The article tweeted by Landis named Barnard as a propagandist attempting to cover up the crimes of the Syrian rebels. Surprisingly, in perhaps a sarcastic or playful acknowledgement of the critique, Anne Barnard “favorited” the article on her Twitter account. This “winking” acknowledgment from Barnard lends credibility to those who say that major media institutions such as the New York Times are willfully distorting the true and full context of the Syria conflict.
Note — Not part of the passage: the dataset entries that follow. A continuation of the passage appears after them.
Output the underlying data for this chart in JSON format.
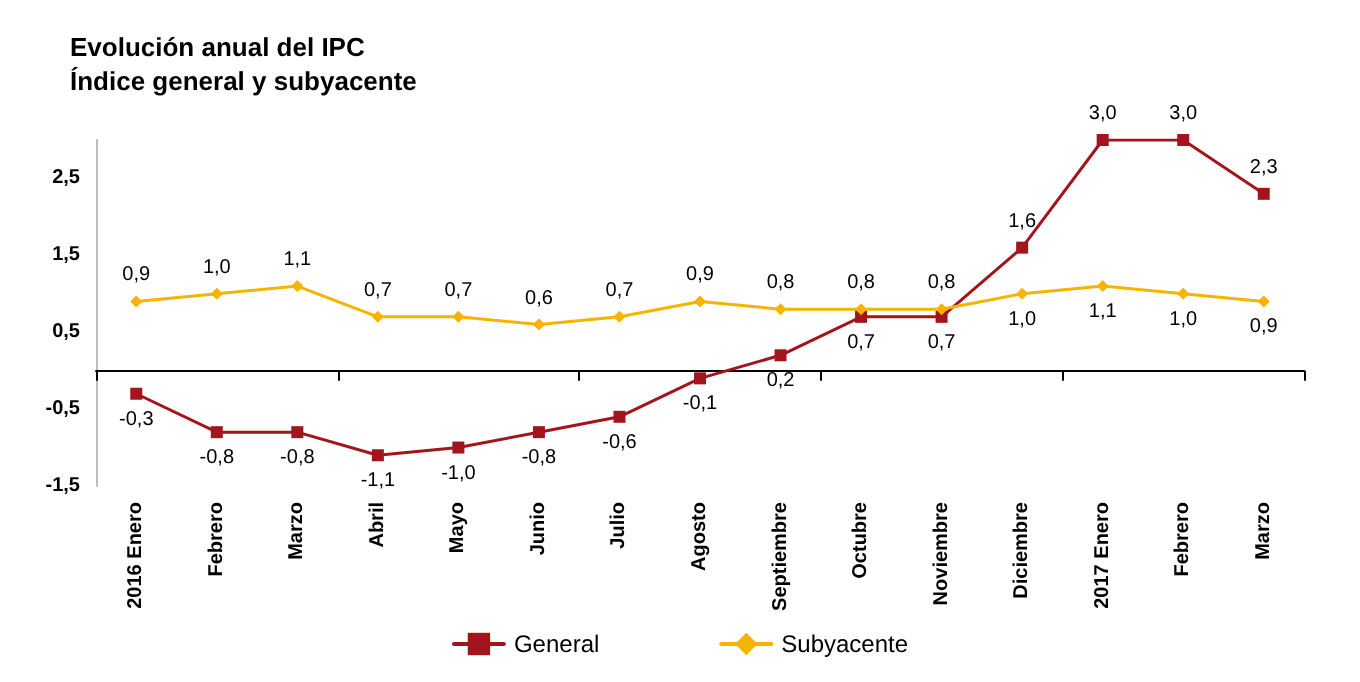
{
  "chart_data": {
    "type": "line",
    "title": "Evolución anual del IPC",
    "subtitle": "Índice general y subyacente",
    "categories": [
      "2016 Enero",
      "Febrero",
      "Marzo",
      "Abril",
      "Mayo",
      "Junio",
      "Julio",
      "Agosto",
      "Septiembre",
      "Octubre",
      "Noviembre",
      "Diciembre",
      "2017 Enero",
      "Febrero",
      "Marzo"
    ],
    "series": [
      {
        "name": "General",
        "color": "#a3151d",
        "marker": "square",
        "values": [
          -0.3,
          -0.8,
          -0.8,
          -1.1,
          -1.0,
          -0.8,
          -0.6,
          -0.1,
          0.2,
          0.7,
          0.7,
          1.6,
          3.0,
          3.0,
          2.3
        ],
        "value_labels": [
          "-0,3",
          "-0,8",
          "-0,8",
          "-1,1",
          "-1,0",
          "-0,8",
          "-0,6",
          "-0,1",
          "0,2",
          "0,7",
          "0,7",
          "1,6",
          "3,0",
          "3,0",
          "2,3"
        ]
      },
      {
        "name": "Subyacente",
        "color": "#f6b400",
        "marker": "diamond",
        "values": [
          0.9,
          1.0,
          1.1,
          0.7,
          0.7,
          0.6,
          0.7,
          0.9,
          0.8,
          0.8,
          0.8,
          1.0,
          1.1,
          1.0,
          0.9
        ],
        "value_labels": [
          "0,9",
          "1,0",
          "1,1",
          "0,7",
          "0,7",
          "0,6",
          "0,7",
          "0,9",
          "0,8",
          "0,8",
          "0,8",
          "1,0",
          "1,1",
          "1,0",
          "0,9"
        ]
      }
    ],
    "ylim": [
      -1.5,
      3.0
    ],
    "yticks": [
      {
        "value": -1.5,
        "label": "-1,5"
      },
      {
        "value": -0.5,
        "label": "-0,5"
      },
      {
        "value": 0.5,
        "label": "0,5"
      },
      {
        "value": 1.5,
        "label": "1,5"
      },
      {
        "value": 2.5,
        "label": "2,5"
      }
    ],
    "grid": false,
    "legend": "bottom",
    "line_style": "solid"
  }
}
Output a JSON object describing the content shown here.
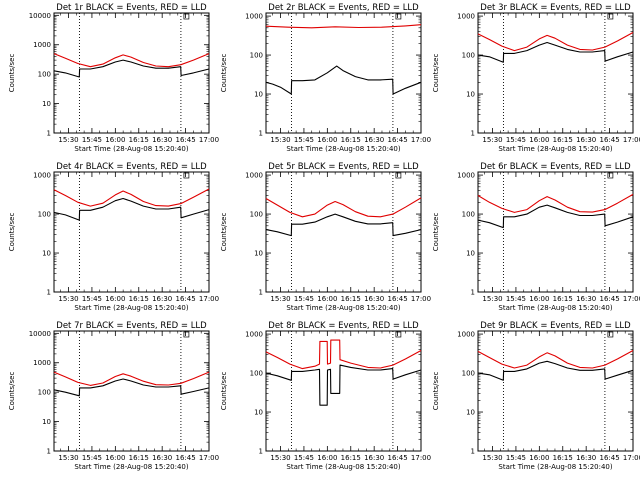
{
  "page_title": "",
  "colors": {
    "events": "#000000",
    "lld": "#e00000",
    "frame": "#000000",
    "background": "#ffffff"
  },
  "common": {
    "xlabel": "Start Time (28-Aug-08 15:20:40)",
    "ylabel": "Counts/sec",
    "x_ticks": [
      "15:30",
      "15:45",
      "16:00",
      "16:15",
      "16:30",
      "16:45",
      "17:00"
    ],
    "x_tick_minutes": [
      30,
      45,
      60,
      75,
      90,
      105,
      120
    ],
    "x_range_minutes": [
      20.7,
      120
    ],
    "x_minutes_origin": "15:00",
    "y_scale": "log",
    "y_tick_labels": [
      "1",
      "10",
      "100",
      "1000",
      "10000"
    ],
    "y_tick_values": [
      1,
      10,
      100,
      1000,
      10000
    ],
    "dotted_vline_times": [
      "15:37",
      "16:42"
    ],
    "dotted_vline_minutes": [
      37,
      102
    ],
    "corner_marker": "x"
  },
  "chart_data": [
    {
      "type": "line",
      "title": "Det 1r BLACK = Events, RED = LLD",
      "ylim": [
        1,
        12000
      ],
      "series": [
        {
          "name": "Events",
          "color": "#000000",
          "x": [
            20.7,
            28,
            36.9,
            37.1,
            44,
            52,
            60,
            65,
            70,
            78,
            86,
            94,
            101.9,
            102.1,
            110,
            120
          ],
          "y": [
            130,
            110,
            80,
            150,
            150,
            180,
            260,
            300,
            260,
            190,
            160,
            160,
            180,
            90,
            110,
            150
          ]
        },
        {
          "name": "LLD",
          "color": "#e00000",
          "x": [
            20.7,
            28,
            36,
            44,
            52,
            60,
            65,
            70,
            78,
            86,
            94,
            102,
            110,
            120
          ],
          "y": [
            500,
            350,
            230,
            180,
            220,
            360,
            450,
            380,
            250,
            190,
            180,
            210,
            300,
            500
          ]
        }
      ]
    },
    {
      "type": "line",
      "title": "Det 2r BLACK = Events, RED = LLD",
      "ylim": [
        1,
        1200
      ],
      "series": [
        {
          "name": "Events",
          "color": "#000000",
          "x": [
            20.7,
            25,
            30,
            36.9,
            37.1,
            44,
            52,
            60,
            66,
            70,
            78,
            86,
            94,
            101.9,
            102.1,
            110,
            120
          ],
          "y": [
            20,
            18,
            15,
            10,
            22,
            22,
            23,
            35,
            52,
            40,
            28,
            23,
            23,
            24,
            10,
            14,
            20
          ]
        },
        {
          "name": "LLD",
          "color": "#e00000",
          "x": [
            20.7,
            35,
            50,
            65,
            80,
            95,
            110,
            120
          ],
          "y": [
            550,
            520,
            500,
            530,
            510,
            520,
            560,
            600
          ]
        }
      ]
    },
    {
      "type": "line",
      "title": "Det 3r BLACK = Events, RED = LLD",
      "ylim": [
        1,
        1200
      ],
      "series": [
        {
          "name": "Events",
          "color": "#000000",
          "x": [
            20.7,
            28,
            36.9,
            37.1,
            44,
            52,
            60,
            65,
            70,
            78,
            86,
            94,
            101.9,
            102.1,
            110,
            120
          ],
          "y": [
            100,
            90,
            65,
            110,
            110,
            130,
            180,
            210,
            180,
            140,
            120,
            120,
            130,
            70,
            90,
            120
          ]
        },
        {
          "name": "LLD",
          "color": "#e00000",
          "x": [
            20.7,
            28,
            36,
            44,
            52,
            60,
            65,
            70,
            78,
            86,
            94,
            102,
            110,
            120
          ],
          "y": [
            350,
            250,
            170,
            130,
            160,
            260,
            320,
            270,
            180,
            140,
            135,
            160,
            230,
            380
          ]
        }
      ]
    },
    {
      "type": "line",
      "title": "Det 4r BLACK = Events, RED = LLD",
      "ylim": [
        1,
        1200
      ],
      "series": [
        {
          "name": "Events",
          "color": "#000000",
          "x": [
            20.7,
            28,
            36.9,
            37.1,
            44,
            52,
            60,
            65,
            70,
            78,
            86,
            94,
            101.9,
            102.1,
            110,
            120
          ],
          "y": [
            110,
            95,
            70,
            125,
            125,
            150,
            220,
            250,
            215,
            160,
            135,
            135,
            150,
            80,
            100,
            130
          ]
        },
        {
          "name": "LLD",
          "color": "#e00000",
          "x": [
            20.7,
            28,
            36,
            44,
            52,
            60,
            65,
            70,
            78,
            86,
            94,
            102,
            110,
            120
          ],
          "y": [
            420,
            300,
            200,
            160,
            190,
            310,
            390,
            320,
            210,
            165,
            160,
            185,
            270,
            440
          ]
        }
      ]
    },
    {
      "type": "line",
      "title": "Det 5r BLACK = Events, RED = LLD",
      "ylim": [
        1,
        1200
      ],
      "series": [
        {
          "name": "Events",
          "color": "#000000",
          "x": [
            20.7,
            28,
            36.9,
            37.1,
            44,
            52,
            60,
            65,
            70,
            78,
            86,
            94,
            101.9,
            102.1,
            110,
            120
          ],
          "y": [
            40,
            35,
            28,
            55,
            55,
            62,
            85,
            100,
            85,
            65,
            56,
            56,
            60,
            28,
            32,
            40
          ]
        },
        {
          "name": "LLD",
          "color": "#e00000",
          "x": [
            20.7,
            28,
            36,
            44,
            52,
            60,
            65,
            70,
            78,
            86,
            94,
            102,
            110,
            120
          ],
          "y": [
            250,
            170,
            110,
            85,
            100,
            170,
            210,
            175,
            115,
            88,
            85,
            100,
            150,
            260
          ]
        }
      ]
    },
    {
      "type": "line",
      "title": "Det 6r BLACK = Events, RED = LLD",
      "ylim": [
        1,
        1200
      ],
      "series": [
        {
          "name": "Events",
          "color": "#000000",
          "x": [
            20.7,
            28,
            36.9,
            37.1,
            44,
            52,
            60,
            65,
            70,
            78,
            86,
            94,
            101.9,
            102.1,
            110,
            120
          ],
          "y": [
            70,
            60,
            45,
            85,
            85,
            100,
            150,
            170,
            145,
            110,
            92,
            92,
            100,
            50,
            62,
            85
          ]
        },
        {
          "name": "LLD",
          "color": "#e00000",
          "x": [
            20.7,
            28,
            36,
            44,
            52,
            60,
            65,
            70,
            78,
            86,
            94,
            102,
            110,
            120
          ],
          "y": [
            300,
            200,
            140,
            110,
            130,
            220,
            280,
            230,
            150,
            115,
            112,
            130,
            190,
            320
          ]
        }
      ]
    },
    {
      "type": "line",
      "title": "Det 7r BLACK = Events, RED = LLD",
      "ylim": [
        1,
        12000
      ],
      "series": [
        {
          "name": "Events",
          "color": "#000000",
          "x": [
            20.7,
            28,
            36.9,
            37.1,
            44,
            52,
            60,
            65,
            70,
            78,
            86,
            94,
            101.9,
            102.1,
            110,
            120
          ],
          "y": [
            120,
            100,
            75,
            140,
            140,
            165,
            240,
            280,
            240,
            175,
            150,
            150,
            165,
            85,
            105,
            140
          ]
        },
        {
          "name": "LLD",
          "color": "#e00000",
          "x": [
            20.7,
            28,
            36,
            44,
            52,
            60,
            65,
            70,
            78,
            86,
            94,
            102,
            110,
            120
          ],
          "y": [
            480,
            330,
            215,
            170,
            205,
            340,
            420,
            350,
            235,
            180,
            175,
            200,
            290,
            480
          ]
        }
      ]
    },
    {
      "type": "line",
      "title": "Det 8r BLACK = Events, RED = LLD",
      "ylim": [
        1,
        1200
      ],
      "series": [
        {
          "name": "Events",
          "color": "#000000",
          "x": [
            20.7,
            28,
            36.9,
            37.1,
            44,
            52,
            55,
            55.2,
            59.9,
            60.1,
            62,
            62.2,
            67.9,
            68.1,
            75,
            86,
            94,
            101.9,
            102.1,
            110,
            120
          ],
          "y": [
            100,
            85,
            65,
            110,
            110,
            120,
            125,
            15,
            15,
            120,
            125,
            30,
            30,
            160,
            140,
            120,
            120,
            130,
            70,
            90,
            120
          ]
        },
        {
          "name": "LLD",
          "color": "#e00000",
          "x": [
            20.7,
            28,
            36,
            44,
            52,
            55,
            55.2,
            59.9,
            60.1,
            62,
            62.2,
            67.9,
            68.1,
            75,
            86,
            94,
            102,
            110,
            120
          ],
          "y": [
            350,
            250,
            170,
            130,
            150,
            170,
            650,
            650,
            170,
            180,
            700,
            700,
            220,
            180,
            140,
            135,
            160,
            230,
            380
          ]
        }
      ]
    },
    {
      "type": "line",
      "title": "Det 9r BLACK = Events, RED = LLD",
      "ylim": [
        1,
        1200
      ],
      "series": [
        {
          "name": "Events",
          "color": "#000000",
          "x": [
            20.7,
            28,
            36.9,
            37.1,
            44,
            52,
            60,
            65,
            70,
            78,
            86,
            94,
            101.9,
            102.1,
            110,
            120
          ],
          "y": [
            100,
            90,
            65,
            110,
            110,
            128,
            180,
            200,
            175,
            135,
            118,
            118,
            128,
            70,
            88,
            118
          ]
        },
        {
          "name": "LLD",
          "color": "#e00000",
          "x": [
            20.7,
            28,
            36,
            44,
            52,
            60,
            65,
            70,
            78,
            86,
            94,
            102,
            110,
            120
          ],
          "y": [
            360,
            250,
            170,
            135,
            160,
            260,
            330,
            275,
            180,
            140,
            135,
            160,
            230,
            380
          ]
        }
      ]
    }
  ]
}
Saidnaya’s Christians, and all religious and ethnic minorities currently being targeted for genocide by the Syrian rebels need true and accurate reporting of their plight now more than ever. If real and lasting peace, the goal claimed by the Geneva Conference, is ever to be established in Syria, it must begin with a realistic assessment of not just the regime’s crimes and brutalities, but of the unambiguous intention to commit genocide on the part of the rebel opposition.
Brad Hoff served as a Marine from 2000-2004 at Headquarters Battalion, Quantico. After military service he lived, studied, and traveled throughout Syria off and on from 2004-2010. He currently teaches in Texas.